Iran claims it thwarted a U.S. attempt to "steal" tanker full of oil

Iran's state-run media claimed on Wednesday that the Islamic Republic's military had thwarted an attempt by a U.S. vessel to "steal" a tanker full of Iranian oil as it traversed the Gulf of Oman. The claim, which made no specific reference to timing, was the latest sign of mounting tension between the two countries as the prospects of a new agreement on Iran's nuclear program faded.

Since former President Donald Trump's unilateral withdrawal from the 2015 international nuclear agreement with Iran, the U.S. has imposed strict economic sanctions on the country, including restrictions on its sale of oil — the lifeblood of Iran's beleaguered economy.

The Iranian regime has for months vowed to revive its oil exports despite the U.S. sanctions, which it considers illegal. 

The Biden administration and the U.S. Navy's 5th Fleet, which has responsibility for American naval operations in the Persian Gulf and surrounding waters, did not issue any immediate response to Iran's claim on Wednesday. Iranian officials also issued no immediate comment, though the nation's state media serve as a mouthpiece for the regime. 

The state-run Mehr news agency's brief report described a "recent" confrontation between speedboats operated by the elite Revolutionary Guard and an American vessel, which it did not identify, in international waters in the Gulf of Oman. That body of water, along with the Persian Gulf, forms Iran's southern border. 

Mehr claimed the U.S. vessel had tried to block the tanker carrying Iranian oil — and some reports suggested the tanker had even been boarded by American personnel — but that the U.S. attempt was deterred by the Revolutionary Guard. Mehr said the tanker was taken by the Iranian forces back into the country's territorial waters.

While there was no immediate comment from Washington on the alleged incident, it highlights the increasingly tense environment in both the physical waterways through which much of the world's oil supply passes, and the political faceoff between Tehran and the West over the country's nuclear program.

The head of Iran's Supreme National Security Council said in a tweet on Wednesday that future negotiations couldn't be guaranteed, suggesting President Biden lacked "authority" within the U.S. government to strike a new deal and ensure it was adhered to.

"The U.S. President, lacking authority, is not ready to give guarantees. If the current status quo continues, the result of negotiations is clear," Ali Shamkhani said. 

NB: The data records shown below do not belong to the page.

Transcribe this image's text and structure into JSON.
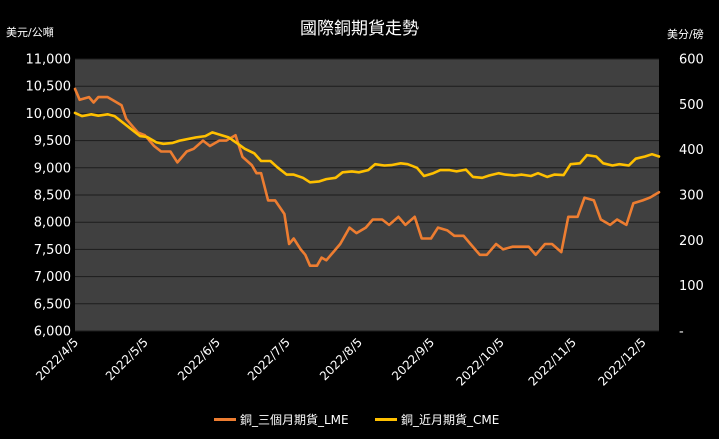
{
  "chart_data": {
    "type": "line",
    "title": "國際銅期貨走勢",
    "y_left_unit": "美元/公噸",
    "y_right_unit": "美分/磅",
    "ylim_left": [
      6000,
      11000
    ],
    "ylim_right": [
      0,
      600
    ],
    "yticks_left": [
      "6,000",
      "6,500",
      "7,000",
      "7,500",
      "8,000",
      "8,500",
      "9,000",
      "9,500",
      "10,000",
      "10,500",
      "11,000"
    ],
    "yticks_right": [
      "-",
      "100",
      "200",
      "300",
      "400",
      "500",
      "600"
    ],
    "xlim": [
      "2022-04-05",
      "2022-12-12"
    ],
    "xticks": [
      "2022/4/5",
      "2022/5/5",
      "2022/6/5",
      "2022/7/5",
      "2022/8/5",
      "2022/9/5",
      "2022/10/5",
      "2022/11/5",
      "2022/12/5"
    ],
    "grid": true,
    "legend_position": "bottom",
    "series": [
      {
        "name": "銅_三個月期貨_LME",
        "axis": "left",
        "color": "#ed7d31",
        "points": [
          [
            "2022-04-05",
            10450
          ],
          [
            "2022-04-07",
            10250
          ],
          [
            "2022-04-11",
            10300
          ],
          [
            "2022-04-13",
            10200
          ],
          [
            "2022-04-15",
            10300
          ],
          [
            "2022-04-19",
            10300
          ],
          [
            "2022-04-21",
            10250
          ],
          [
            "2022-04-25",
            10150
          ],
          [
            "2022-04-27",
            9900
          ],
          [
            "2022-04-29",
            9800
          ],
          [
            "2022-05-02",
            9650
          ],
          [
            "2022-05-05",
            9600
          ],
          [
            "2022-05-09",
            9400
          ],
          [
            "2022-05-12",
            9300
          ],
          [
            "2022-05-16",
            9300
          ],
          [
            "2022-05-19",
            9100
          ],
          [
            "2022-05-23",
            9300
          ],
          [
            "2022-05-26",
            9350
          ],
          [
            "2022-05-30",
            9500
          ],
          [
            "2022-06-02",
            9400
          ],
          [
            "2022-06-06",
            9500
          ],
          [
            "2022-06-09",
            9500
          ],
          [
            "2022-06-13",
            9600
          ],
          [
            "2022-06-16",
            9200
          ],
          [
            "2022-06-20",
            9050
          ],
          [
            "2022-06-22",
            8900
          ],
          [
            "2022-06-24",
            8900
          ],
          [
            "2022-06-27",
            8400
          ],
          [
            "2022-06-30",
            8400
          ],
          [
            "2022-07-04",
            8150
          ],
          [
            "2022-07-06",
            7600
          ],
          [
            "2022-07-08",
            7700
          ],
          [
            "2022-07-11",
            7500
          ],
          [
            "2022-07-13",
            7400
          ],
          [
            "2022-07-15",
            7200
          ],
          [
            "2022-07-18",
            7200
          ],
          [
            "2022-07-20",
            7350
          ],
          [
            "2022-07-22",
            7300
          ],
          [
            "2022-07-25",
            7450
          ],
          [
            "2022-07-28",
            7600
          ],
          [
            "2022-08-01",
            7900
          ],
          [
            "2022-08-04",
            7800
          ],
          [
            "2022-08-08",
            7900
          ],
          [
            "2022-08-11",
            8050
          ],
          [
            "2022-08-15",
            8050
          ],
          [
            "2022-08-18",
            7950
          ],
          [
            "2022-08-22",
            8100
          ],
          [
            "2022-08-25",
            7950
          ],
          [
            "2022-08-29",
            8100
          ],
          [
            "2022-09-01",
            7700
          ],
          [
            "2022-09-05",
            7700
          ],
          [
            "2022-09-08",
            7900
          ],
          [
            "2022-09-12",
            7850
          ],
          [
            "2022-09-15",
            7750
          ],
          [
            "2022-09-19",
            7750
          ],
          [
            "2022-09-22",
            7600
          ],
          [
            "2022-09-26",
            7400
          ],
          [
            "2022-09-29",
            7400
          ],
          [
            "2022-10-03",
            7600
          ],
          [
            "2022-10-06",
            7500
          ],
          [
            "2022-10-10",
            7550
          ],
          [
            "2022-10-13",
            7550
          ],
          [
            "2022-10-17",
            7550
          ],
          [
            "2022-10-20",
            7400
          ],
          [
            "2022-10-24",
            7600
          ],
          [
            "2022-10-27",
            7600
          ],
          [
            "2022-10-31",
            7450
          ],
          [
            "2022-11-03",
            8100
          ],
          [
            "2022-11-07",
            8100
          ],
          [
            "2022-11-10",
            8450
          ],
          [
            "2022-11-14",
            8400
          ],
          [
            "2022-11-17",
            8050
          ],
          [
            "2022-11-21",
            7950
          ],
          [
            "2022-11-24",
            8050
          ],
          [
            "2022-11-28",
            7950
          ],
          [
            "2022-12-01",
            8350
          ],
          [
            "2022-12-05",
            8400
          ],
          [
            "2022-12-08",
            8450
          ],
          [
            "2022-12-12",
            8550
          ]
        ]
      },
      {
        "name": "銅_近月期貨_CME",
        "axis": "right",
        "color": "#ffc000",
        "points": [
          [
            "2022-04-05",
            481
          ],
          [
            "2022-04-08",
            474
          ],
          [
            "2022-04-12",
            478
          ],
          [
            "2022-04-15",
            475
          ],
          [
            "2022-04-19",
            478
          ],
          [
            "2022-04-22",
            474
          ],
          [
            "2022-04-26",
            458
          ],
          [
            "2022-04-29",
            446
          ],
          [
            "2022-05-03",
            430
          ],
          [
            "2022-05-06",
            428
          ],
          [
            "2022-05-10",
            416
          ],
          [
            "2022-05-13",
            413
          ],
          [
            "2022-05-17",
            415
          ],
          [
            "2022-05-20",
            420
          ],
          [
            "2022-05-24",
            424
          ],
          [
            "2022-05-27",
            427
          ],
          [
            "2022-05-31",
            430
          ],
          [
            "2022-06-03",
            438
          ],
          [
            "2022-06-07",
            432
          ],
          [
            "2022-06-10",
            427
          ],
          [
            "2022-06-14",
            413
          ],
          [
            "2022-06-17",
            402
          ],
          [
            "2022-06-21",
            392
          ],
          [
            "2022-06-24",
            375
          ],
          [
            "2022-06-28",
            375
          ],
          [
            "2022-07-01",
            361
          ],
          [
            "2022-07-05",
            345
          ],
          [
            "2022-07-08",
            345
          ],
          [
            "2022-07-12",
            338
          ],
          [
            "2022-07-15",
            328
          ],
          [
            "2022-07-19",
            330
          ],
          [
            "2022-07-22",
            335
          ],
          [
            "2022-07-26",
            338
          ],
          [
            "2022-07-29",
            350
          ],
          [
            "2022-08-02",
            352
          ],
          [
            "2022-08-05",
            350
          ],
          [
            "2022-08-09",
            355
          ],
          [
            "2022-08-12",
            368
          ],
          [
            "2022-08-16",
            365
          ],
          [
            "2022-08-19",
            366
          ],
          [
            "2022-08-23",
            370
          ],
          [
            "2022-08-26",
            368
          ],
          [
            "2022-08-30",
            360
          ],
          [
            "2022-09-02",
            342
          ],
          [
            "2022-09-06",
            348
          ],
          [
            "2022-09-09",
            355
          ],
          [
            "2022-09-13",
            355
          ],
          [
            "2022-09-16",
            352
          ],
          [
            "2022-09-20",
            356
          ],
          [
            "2022-09-23",
            340
          ],
          [
            "2022-09-27",
            338
          ],
          [
            "2022-09-30",
            343
          ],
          [
            "2022-10-04",
            348
          ],
          [
            "2022-10-07",
            345
          ],
          [
            "2022-10-11",
            343
          ],
          [
            "2022-10-14",
            345
          ],
          [
            "2022-10-18",
            342
          ],
          [
            "2022-10-21",
            348
          ],
          [
            "2022-10-25",
            340
          ],
          [
            "2022-10-28",
            345
          ],
          [
            "2022-11-01",
            344
          ],
          [
            "2022-11-04",
            368
          ],
          [
            "2022-11-08",
            370
          ],
          [
            "2022-11-11",
            388
          ],
          [
            "2022-11-15",
            385
          ],
          [
            "2022-11-18",
            370
          ],
          [
            "2022-11-22",
            365
          ],
          [
            "2022-11-25",
            368
          ],
          [
            "2022-11-29",
            365
          ],
          [
            "2022-12-02",
            380
          ],
          [
            "2022-12-06",
            385
          ],
          [
            "2022-12-09",
            390
          ],
          [
            "2022-12-12",
            385
          ]
        ]
      }
    ]
  }
}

Iran's foreign minister also criticized the U.S. stance in the frozen nuclear talks, and reiterated Tehran's demand that all U.S. sanctions imposed since Trump's 2018 withdrawal from the nuclear deal be lifted as a precondition for any new negotiations.

The Biden administration has said it's not willing to make that concession.

"The White House calls for negotiations with Iran… Yet it simultaneously imposes new sanctions on Iranian individuals & entities," Foreign Minster Hossein Amir-Abdollahian said Tuesday on Twitter, adding that Tehran was "closely examining Mr. Biden's behavior." 

The U.S. Treasury Department announced new sanctions on a few Iranian officials and companies for their role in the Iranian Revolutionary Guards drone program at the end of October. 

Speaking to CBS News' "Intelligence Matters" host Michael Morell this week, former senior CIA operations officer Norman Roule, the intelligence community's former senior officer on Iran, said it was currently "difficult to see how the nuclear agreement survives."     

He discussed a number of factors, including Iran's continued nuclear advances in violation of the terms of the 2015 agreement, its continued support of malign groups in the wider region, and the "deeply fragmented" international stance on Tehran's actions as reasons to hope for little progress in political dialogue.

"Russia and China are not on board with pressure against Iran, and diplomacy lacks any coercive element at present," Roule told Morell. "So this is a very good time for Iran to seek additional concessions, and long-term concessions, from the West for a nuclear deal."